Surgical treatment of peritoneal metastases has gained momentum from oncologic communities around the world in the past decade. Initially viewed as an advanced disease doomed for palliative chemotherapy, referrals to the surgeons were scanty in the early 2000s and only began to pick up from 2010 onwards. The indications for CRS/HIPEC for colorectal peritoneal carcinomatosis have also broadened in recent years, compared to the initial years when the program initially started. We are in the midst of performing a learning curve analysis for all cases, but it is not inconceivable that our results are typical of any institution with the introduction of a complex procedure.

A potential drawback to the current study is the small sample size, contributed by the factors mentioned above, with a heterogeneous population, as typical of a retrospective analysis of our experience. The cut-offs for categorical analysis of PCI and PSDSS were based on evidence from recently published prognostication studies. While the precision of these analyses was affected by the small sample in some of the categories, it is essential to allow for meaningful comparisons across other similar publications comparing the two prognostic scores [912]. We performed sensitivity analyses to evaluate the effect of small PCI and PSDSS categories. The conclusion remained similar when the small categories with less than 10 patients were combined with larger categories (results not shown).

Moving forward, we will continue to use intraoperative PCI as a tool for prognostication for overall survival and progression-free survival.
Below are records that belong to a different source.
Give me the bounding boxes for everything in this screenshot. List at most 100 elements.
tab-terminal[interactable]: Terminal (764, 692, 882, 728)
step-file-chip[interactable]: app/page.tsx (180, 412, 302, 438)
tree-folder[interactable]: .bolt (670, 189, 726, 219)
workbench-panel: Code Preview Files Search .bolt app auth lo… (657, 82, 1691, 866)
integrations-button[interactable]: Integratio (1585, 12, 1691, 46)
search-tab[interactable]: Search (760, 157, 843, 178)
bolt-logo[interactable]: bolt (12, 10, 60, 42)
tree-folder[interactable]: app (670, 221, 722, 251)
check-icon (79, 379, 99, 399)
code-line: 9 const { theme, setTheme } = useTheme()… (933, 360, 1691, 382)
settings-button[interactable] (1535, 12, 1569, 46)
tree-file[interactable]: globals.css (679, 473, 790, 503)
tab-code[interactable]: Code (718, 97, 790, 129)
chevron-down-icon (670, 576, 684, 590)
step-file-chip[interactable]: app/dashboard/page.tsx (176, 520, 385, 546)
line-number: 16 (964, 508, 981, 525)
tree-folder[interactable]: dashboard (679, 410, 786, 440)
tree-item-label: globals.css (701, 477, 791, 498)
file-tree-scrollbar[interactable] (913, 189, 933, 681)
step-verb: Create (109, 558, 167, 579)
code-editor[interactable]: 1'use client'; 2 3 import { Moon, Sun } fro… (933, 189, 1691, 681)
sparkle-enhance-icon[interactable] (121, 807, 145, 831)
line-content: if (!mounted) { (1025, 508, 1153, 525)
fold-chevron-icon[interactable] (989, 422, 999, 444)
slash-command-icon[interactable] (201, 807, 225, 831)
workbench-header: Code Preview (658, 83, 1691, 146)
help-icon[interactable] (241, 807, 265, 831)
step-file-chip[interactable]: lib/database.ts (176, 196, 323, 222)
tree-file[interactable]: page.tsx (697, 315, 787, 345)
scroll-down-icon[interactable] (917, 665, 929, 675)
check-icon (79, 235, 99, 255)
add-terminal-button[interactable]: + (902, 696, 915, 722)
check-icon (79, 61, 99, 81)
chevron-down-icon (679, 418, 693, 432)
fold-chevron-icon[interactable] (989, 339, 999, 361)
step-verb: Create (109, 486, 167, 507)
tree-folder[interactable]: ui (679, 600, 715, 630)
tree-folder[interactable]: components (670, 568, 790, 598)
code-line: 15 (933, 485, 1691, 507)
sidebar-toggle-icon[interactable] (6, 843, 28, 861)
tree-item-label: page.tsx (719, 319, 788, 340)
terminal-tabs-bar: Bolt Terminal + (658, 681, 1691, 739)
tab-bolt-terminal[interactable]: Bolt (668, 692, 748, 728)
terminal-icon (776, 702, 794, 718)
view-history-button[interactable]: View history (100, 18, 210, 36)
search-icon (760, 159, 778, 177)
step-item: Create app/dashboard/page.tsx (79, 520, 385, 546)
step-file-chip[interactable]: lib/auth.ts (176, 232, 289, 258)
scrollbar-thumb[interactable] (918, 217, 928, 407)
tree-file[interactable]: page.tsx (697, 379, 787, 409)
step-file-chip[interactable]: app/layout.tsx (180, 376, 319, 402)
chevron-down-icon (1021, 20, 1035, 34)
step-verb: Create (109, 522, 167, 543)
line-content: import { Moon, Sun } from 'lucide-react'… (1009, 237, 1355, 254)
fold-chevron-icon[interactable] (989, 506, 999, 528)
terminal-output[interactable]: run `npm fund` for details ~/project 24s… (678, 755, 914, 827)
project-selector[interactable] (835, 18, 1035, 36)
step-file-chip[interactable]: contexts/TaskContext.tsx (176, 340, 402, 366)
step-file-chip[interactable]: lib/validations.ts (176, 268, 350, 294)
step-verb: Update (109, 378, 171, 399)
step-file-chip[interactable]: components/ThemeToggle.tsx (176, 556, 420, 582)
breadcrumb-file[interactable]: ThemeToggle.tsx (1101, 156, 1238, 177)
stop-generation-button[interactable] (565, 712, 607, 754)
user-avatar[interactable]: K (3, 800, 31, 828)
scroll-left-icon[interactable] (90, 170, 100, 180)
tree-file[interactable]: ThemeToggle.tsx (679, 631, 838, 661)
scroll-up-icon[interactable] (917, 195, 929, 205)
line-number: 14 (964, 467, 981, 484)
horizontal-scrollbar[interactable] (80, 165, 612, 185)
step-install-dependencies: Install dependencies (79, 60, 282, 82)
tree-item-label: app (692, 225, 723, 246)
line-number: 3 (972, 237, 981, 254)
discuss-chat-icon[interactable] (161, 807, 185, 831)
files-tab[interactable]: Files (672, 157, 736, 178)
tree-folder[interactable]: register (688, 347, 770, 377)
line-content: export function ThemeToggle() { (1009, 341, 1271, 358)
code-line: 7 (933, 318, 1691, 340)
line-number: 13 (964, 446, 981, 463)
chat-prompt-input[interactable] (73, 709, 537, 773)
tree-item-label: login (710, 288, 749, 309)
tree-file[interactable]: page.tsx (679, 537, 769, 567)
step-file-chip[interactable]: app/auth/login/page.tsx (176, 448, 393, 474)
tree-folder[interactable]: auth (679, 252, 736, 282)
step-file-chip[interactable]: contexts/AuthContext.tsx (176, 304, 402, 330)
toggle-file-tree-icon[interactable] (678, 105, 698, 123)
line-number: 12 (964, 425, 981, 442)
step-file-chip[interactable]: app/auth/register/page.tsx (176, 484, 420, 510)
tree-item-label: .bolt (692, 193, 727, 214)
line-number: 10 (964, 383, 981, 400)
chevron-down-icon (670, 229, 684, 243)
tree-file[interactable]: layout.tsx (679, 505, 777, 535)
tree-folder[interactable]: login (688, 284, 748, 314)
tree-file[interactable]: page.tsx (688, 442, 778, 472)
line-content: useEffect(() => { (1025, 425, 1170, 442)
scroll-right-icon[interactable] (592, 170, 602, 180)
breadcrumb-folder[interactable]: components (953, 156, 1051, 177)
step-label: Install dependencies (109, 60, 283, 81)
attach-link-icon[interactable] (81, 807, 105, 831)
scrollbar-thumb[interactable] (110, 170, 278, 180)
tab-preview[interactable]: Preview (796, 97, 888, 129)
With an increasing acceptance of CRS/HIPEC in treating colorectal peritoneal carcinomatosis, improving chemotherapy options and enhanced learning curves, one can look forward to a larger sample size with enhanced outcomes.

With that, we will continue to compare the utility of prognostic scores like PSDSS, and even the COREP score [9], which includes tumour markers to attempt to prognosticate outcomes and predict feasibility of achieving CC-0 resections prior to surgery.

We have also embarked on comparing preoperative PCI and PSDSS based on interpretation of radiological findings and are exploring the utility of radiologically calculated PCI and PSDSS for all patients considered for CRS and HIPEC. CT-PCI has been shown to have a sensitivity of 0.55 and a specificity of 0.86, compared to MRI-PCI with a sensitivity of 0.95 and specificity of 0.70 in a recently published paper comparing these scores amongst patients with appendiceal and ovarian cancer [16]. These adjunct imaging modalities may allow discrimination between those who would go on to have successful CRS and HIPEC and those in whom complete cytoreduction is not possible.

5. Conclusion

PCI remains the prognostic score of choice for patients with CPC undergoing CRS/HIPEC, as it is superior to PSDSS in prognosticating OS and PFS.

Conflict of Interests

The authors declare no conflict of interests regarding the publication of this paper.